Like a blind man, he followed his seeing hand along the wall until he found the switch and the long double row of neon lights passed illumination along one by one until a daylike brightness filled the room.

Fear drove him to close his eyes while the lights came flickering on, fear of what horrid motion the bat-like shape would be driven to make when disturbed from the safety of the near darkness. When the lights grew silent, the young man opened his eyes and forced himself to look.

Although the stark lighting transformed and revealed the shape, it did not entirely remove its
resemblance
to a bat, nor did it minimize the menace of those trailing wings. The wings, however, were revealed as the engulfing folds of the dark cloak that served as the central element of their winter uniform, and the head of the bat, now illuminated, was the head of Ernesto Moro, a Venetian and, like the boy now bent over the nearest sink, racked by violent vomiting, a student at San Martino Military Academy.

2

IT TOOK A
long time for the authorities to respond to the death of Cadet Moro, though little of the delay had to do with the behaviour of his classmate, Pietro Pellegrini. When the waves of sickness abated, the boy returned to his room and, using the
telefonino
which seemed almost a natural appendage, so often did he use and consult it, he called his father, on a business trip in Milano, to explain what had happened, or what he had just seen. His father, a lawyer, at first said he would call the authorities, but then better sense intervened and he told his son to do so himself and to do it instantly.

Not for a moment did it occur to Pellegrini’s father that his son was in any way involved in the death of the other boy, but he was a criminal
lawyer
and familiar with the workings of the official mind. He knew that suspicion was bound to fall upon the person who hesitated in bringing a crime to the attention of the police, and he also knew how eager they were to seize upon the obvious solution. So he told the boy – indeed, he could be said to have commanded him – to call the authorities instantly. The boy, trained in obedience by his father and by two years at San Martino, assumed that the authorities were those in charge of the school and thus went downstairs to report to his commander the presence of a dead boy in the third-floor bathroom.

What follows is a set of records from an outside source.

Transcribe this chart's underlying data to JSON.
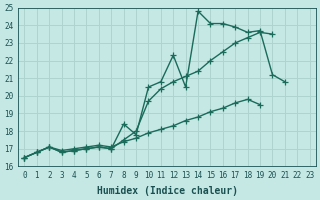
{
  "title": "",
  "xlabel": "Humidex (Indice chaleur)",
  "ylabel": "",
  "bg_color": "#c5e8e5",
  "grid_color": "#aed4d0",
  "line_color": "#1a6b5a",
  "x_values": [
    0,
    1,
    2,
    3,
    4,
    5,
    6,
    7,
    8,
    9,
    10,
    11,
    12,
    13,
    14,
    15,
    16,
    17,
    18,
    19,
    20,
    21,
    22,
    23
  ],
  "line1": [
    16.5,
    16.8,
    17.1,
    16.8,
    16.9,
    17.0,
    17.1,
    17.0,
    18.4,
    17.8,
    20.5,
    20.8,
    22.3,
    20.5,
    24.8,
    24.1,
    24.1,
    23.9,
    23.6,
    23.7,
    21.2,
    20.8,
    null,
    null
  ],
  "line2": [
    16.5,
    16.8,
    17.1,
    16.8,
    16.9,
    17.0,
    17.1,
    17.0,
    17.5,
    18.0,
    19.7,
    20.4,
    20.8,
    21.1,
    21.4,
    22.0,
    22.5,
    23.0,
    23.3,
    23.6,
    23.5,
    null,
    null,
    null
  ],
  "line3": [
    16.5,
    16.8,
    17.1,
    16.9,
    17.0,
    17.1,
    17.2,
    17.1,
    17.4,
    17.6,
    17.9,
    18.1,
    18.3,
    18.6,
    18.8,
    19.1,
    19.3,
    19.6,
    19.8,
    19.5,
    null,
    null,
    null,
    null
  ],
  "ylim": [
    16,
    25
  ],
  "xlim": [
    -0.5,
    23.5
  ],
  "yticks": [
    16,
    17,
    18,
    19,
    20,
    21,
    22,
    23,
    24,
    25
  ],
  "xticks": [
    0,
    1,
    2,
    3,
    4,
    5,
    6,
    7,
    8,
    9,
    10,
    11,
    12,
    13,
    14,
    15,
    16,
    17,
    18,
    19,
    20,
    21,
    22,
    23
  ],
  "marker": "+",
  "markersize": 4,
  "linewidth": 1.0,
  "font_color": "#1a5050",
  "tick_fontsize": 5.5,
  "xlabel_fontsize": 7
}
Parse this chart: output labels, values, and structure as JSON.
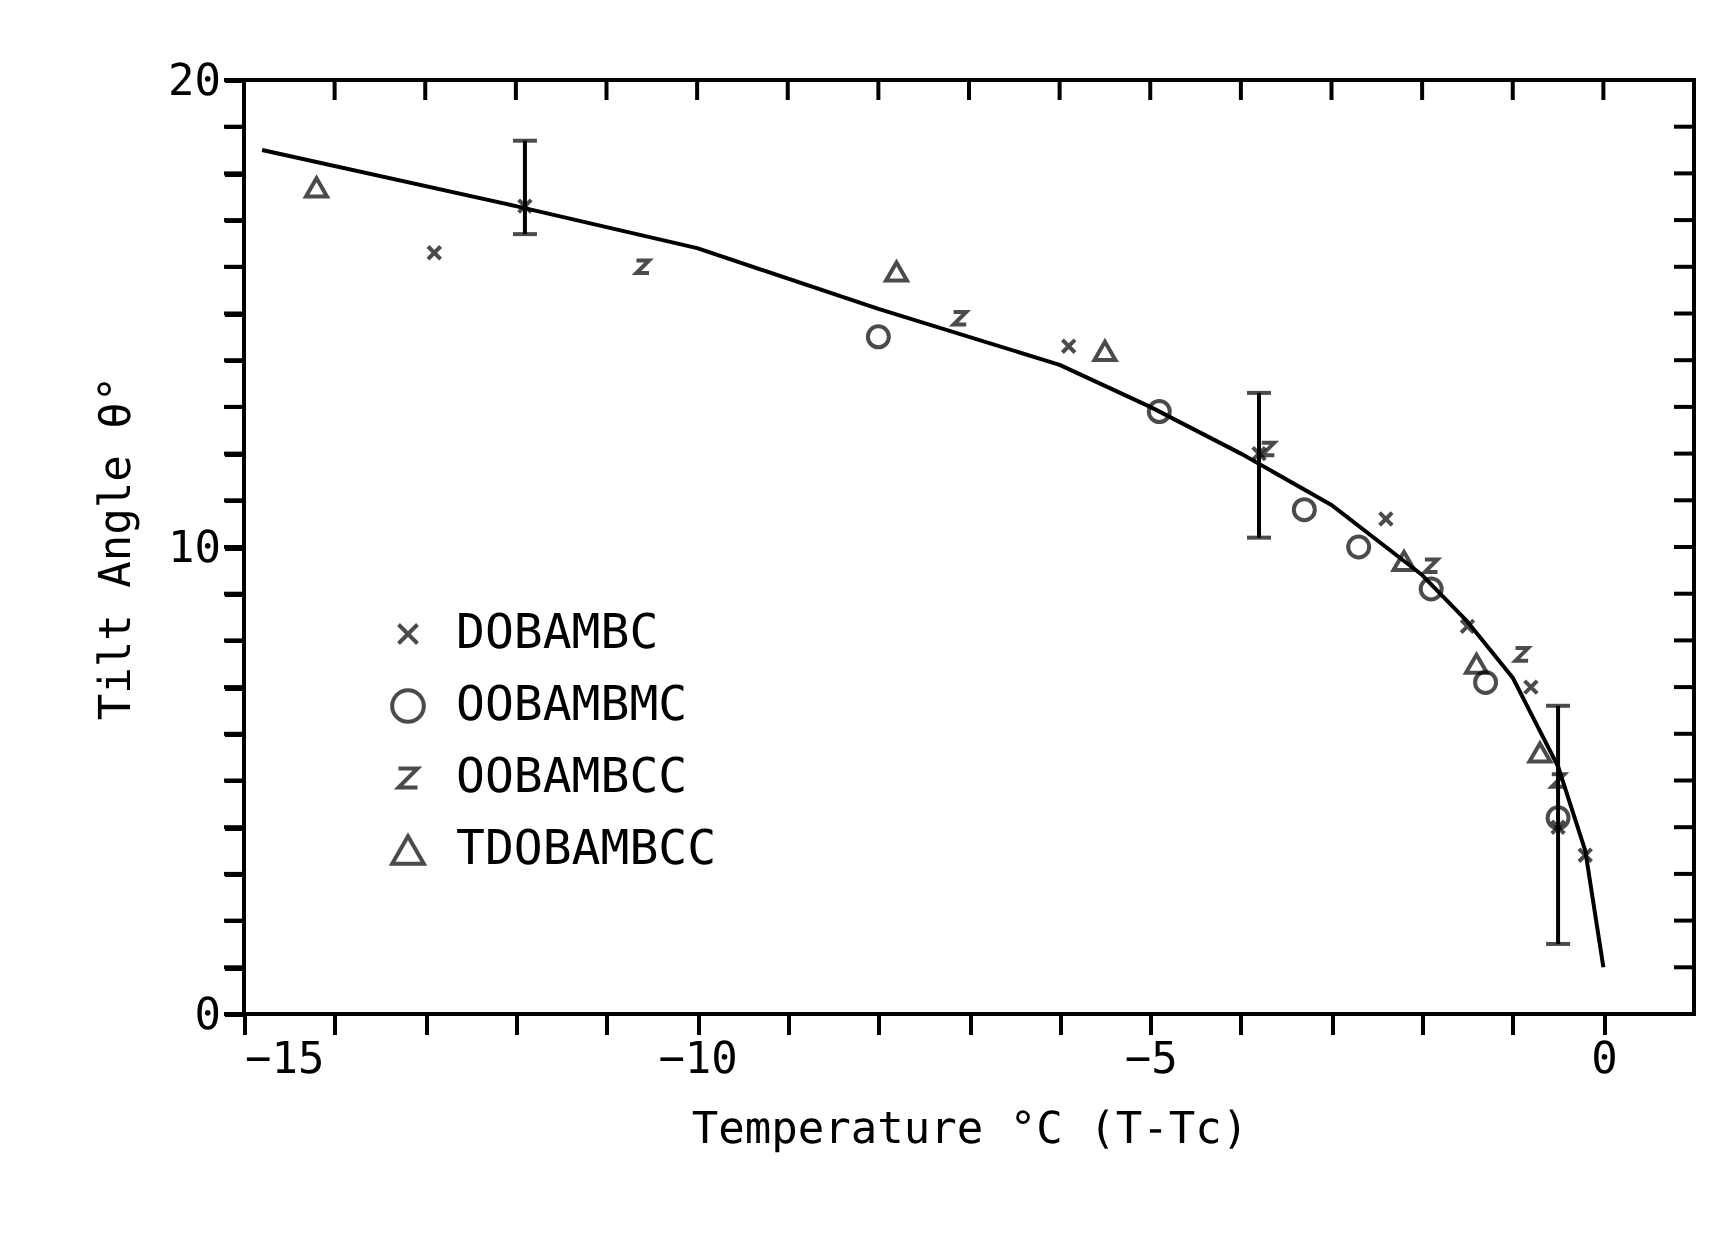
{
  "chart_data": {
    "type": "scatter",
    "xlabel": "Temperature °C (T-Tc)",
    "ylabel": "Tilt Angle θ°",
    "xlim": [
      -15,
      1
    ],
    "ylim": [
      0,
      20
    ],
    "xticks": [
      -15,
      {
        "value": -14,
        "label": null
      },
      {
        "value": -13,
        "label": null
      },
      {
        "value": -12,
        "label": null
      },
      {
        "value": -11,
        "label": null
      },
      -10,
      {
        "value": -9,
        "label": null
      },
      {
        "value": -8,
        "label": null
      },
      {
        "value": -7,
        "label": null
      },
      {
        "value": -6,
        "label": null
      },
      -5,
      {
        "value": -4,
        "label": null
      },
      {
        "value": -3,
        "label": null
      },
      {
        "value": -2,
        "label": null
      },
      {
        "value": -1,
        "label": null
      },
      0
    ],
    "yticks": [
      0,
      {
        "value": 1,
        "label": null
      },
      {
        "value": 2,
        "label": null
      },
      {
        "value": 3,
        "label": null
      },
      {
        "value": 4,
        "label": null
      },
      {
        "value": 5,
        "label": null
      },
      {
        "value": 6,
        "label": null
      },
      {
        "value": 7,
        "label": null
      },
      {
        "value": 8,
        "label": null
      },
      {
        "value": 9,
        "label": null
      },
      10,
      {
        "value": 11,
        "label": null
      },
      {
        "value": 12,
        "label": null
      },
      {
        "value": 13,
        "label": null
      },
      {
        "value": 14,
        "label": null
      },
      {
        "value": 15,
        "label": null
      },
      {
        "value": 16,
        "label": null
      },
      {
        "value": 17,
        "label": null
      },
      {
        "value": 18,
        "label": null
      },
      {
        "value": 19,
        "label": null
      },
      20
    ],
    "legend": "bottom left",
    "series": [
      {
        "name": "DOBAMBC",
        "color": "#000000",
        "marker": "cross",
        "x": [
          -12.9,
          -11.9,
          -5.9,
          -3.8,
          -2.4,
          -1.5,
          -0.8,
          -0.5,
          -0.2
        ],
        "values": [
          16.3,
          17.3,
          14.3,
          12.0,
          10.6,
          8.3,
          7.0,
          4.0,
          3.4
        ],
        "errors": [
          null,
          [
            16.7,
            18.7
          ],
          null,
          [
            10.2,
            13.3
          ],
          null,
          null,
          null,
          null,
          null
        ]
      },
      {
        "name": "OOBAMBMC",
        "color": "#000000",
        "marker": "circle",
        "x": [
          -8.0,
          -4.9,
          -3.3,
          -2.7,
          -1.9,
          -1.3,
          -0.5
        ],
        "values": [
          14.5,
          12.9,
          10.8,
          10.0,
          9.1,
          7.1,
          4.2
        ],
        "errors": [
          null,
          null,
          null,
          null,
          null,
          null,
          [
            1.5,
            6.6
          ]
        ]
      },
      {
        "name": "OOBAMBCC",
        "color": "#000000",
        "x": [
          -10.6,
          -7.1,
          -3.7,
          -1.9,
          -0.9,
          -0.5
        ],
        "values": [
          16.0,
          14.9,
          12.1,
          9.6,
          7.7,
          5.0
        ]
      },
      {
        "name": "TDOBAMBCC",
        "color": "#000000",
        "marker": "triangle",
        "x": [
          -14.2,
          -7.8,
          -5.5,
          -2.2,
          -1.4,
          -0.7
        ],
        "values": [
          17.7,
          15.9,
          14.2,
          9.7,
          7.5,
          5.6
        ]
      },
      {
        "type": "line",
        "color": "#000000",
        "x": [
          -14.8,
          -12,
          -10,
          -8,
          -6,
          -5,
          -4,
          -3,
          -2,
          -1.5,
          -1,
          -0.5,
          -0.2,
          0
        ],
        "values": [
          18.5,
          17.3,
          16.4,
          15.1,
          13.9,
          13.0,
          12.0,
          10.9,
          9.4,
          8.4,
          7.2,
          5.3,
          3.5,
          1.0
        ]
      }
    ]
  }
}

The police officer at the Questura who took the call when it came from the school asked the name of the caller, wrote it down, then asked him how he came to know about this dead person and wrote down that answer, as well. After hanging up, the policeman asked the colleague who was working the switchboard with him if they should perhaps pass the report on to the
Carabinieri
, for the Academy, as a military institution, might be under the jurisdiction of the
Carabinieri
rather than the city police. They debated this for a time, the second one calling down to the officers’ room to see if anyone there could solve the procedural problem. The officer who answered their call maintained that the Academy was a private institution with no official ties to the Army – he knew, because his dentist’s son was a student there – and so they were the ones who should respond to the call.
The
men on the switchboard discussed this for some time, finally agreeing with their colleague. The one who had taken the call noticed that it was after eight and dialled the interior number of his superior, Commissario Guido Brunetti, sure that he would already be in his office.

Brunetti agreed that the case was theirs to investigate and then asked, ‘When did the call come in?’